Agée de 28 ans, Emilie (un prénom d’emprunt, la requérante ne souhaitant pas être identifiée), qui s’est engagée dans un long processus hormonal et chirurgical depuis plusieurs années, veut voir son identité féminine reconnue.
En janvier dernier, elle est entendue dans le cadre d’une procédure de changement d’état-civil par le tribunal de grande instance de Montpellier, qui le 24 mars dernier la déboute finalement de sa demande, selon un copie du jugement transmise à l’AFP, relayée par France3.
Si le TGI acte « la réalité de son syndrome transsexuel » et l’engagement dans le « processus de changement de sexe », via plusieurs opérations du visage, de la poitrine, de la pomme d’Adam, ainsi qu’une « féminisation de sa voix », il observe aussi qu’Emilie « ne souhaite pas s’engager dans une chirurgie de réattribution sexuelle ».
Aussi, faute de justifier une « impossibilité définitive de procréer dans son sexe d’origine », seule à même d’« entraîner le caractère irréversible de la transformation exigé par la jurisprudence », et malgré un certificat médical attestant le contraire, la requérante ne peut obtenir son changement d’état-civil, indique le jugement.

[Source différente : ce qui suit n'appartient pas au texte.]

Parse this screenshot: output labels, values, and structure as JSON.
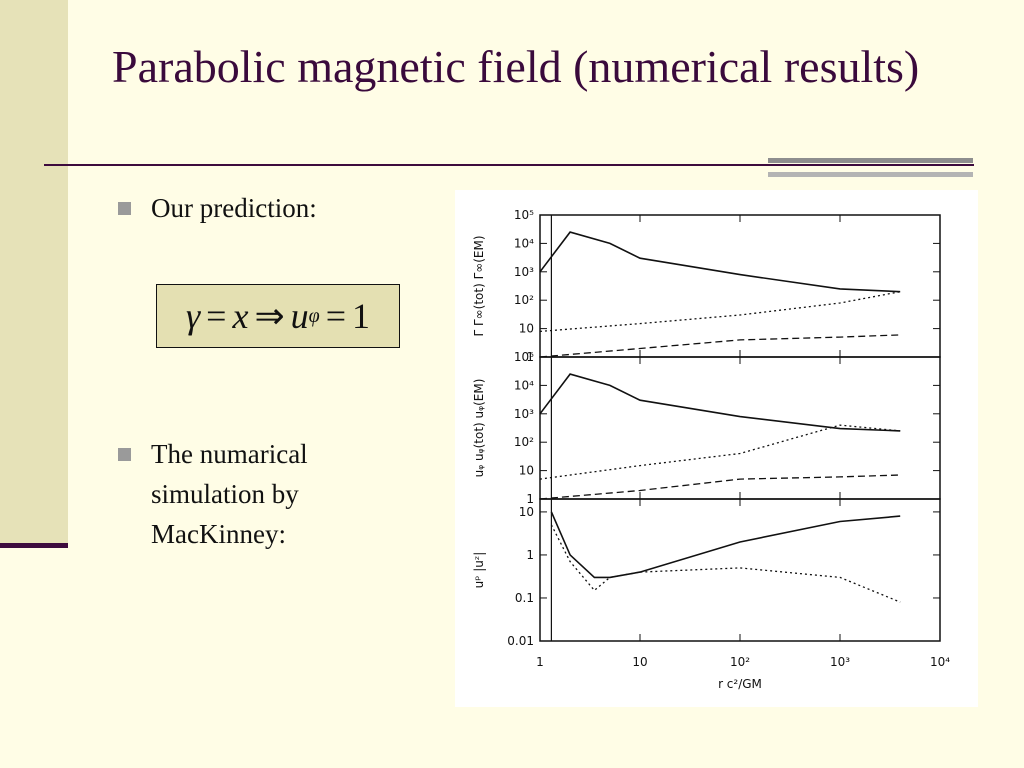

« C’est une décision rare car il est écrit noir sur blanc que la réassignation ne sera possible qu’après stérilisation », s’indigne son avocate Magaly Lhotel. « Mutiler une personne pour qu’elle obtienne des documents d’identité, c’est une aberration au XXIe siècle. » Etudiante, Emilie, ne peut pas travailler, faute d’avoir des papiers correspondant à son identité sexuelle. « Elle vit complètement renfermée. Elle ne sort plus de chez elle, car ses amis ne connaissent absolument pas son identité de genre », ajoute Me Lhotel.
« On est face à une discrimination des institutions judiciaires vis-à-vis des personnes trans », déplore également Sun Hee Yoon, de l’association commune « Trans et homo pour l’égalité », alors que « les demandes des juges sont différentes d’un tribunal à l’autre ». La France a une position « rétrograde » vis-à-vis des trans, affirme-t-elle. « On nous dit : on veut bien vous autoriser un changement d’état-civil, à condition que vous ne puissiez pas vous reproduire. »
« Cela ramène à l’engagement de François Hollande pendant la campagne qui s’était engagé à faciliter le changement d’état civil des personnes transidentitaires. Nous arrivons à la fin du mandat et la question n’a toujours pas été traitée », souligne sur 20minutes Vincent Boileau-Autin, président de Fierté Montpellier Pride, qui en appelle également aux Chef de l’état. « Leur parcours est compliqué, difficile, moralement éprouvant. On se retrouve avec ce type de décision qui stigmatisent des personnes qui n’ont rien demandé à personne ».
La requérante a décidé de faire appel du jugement.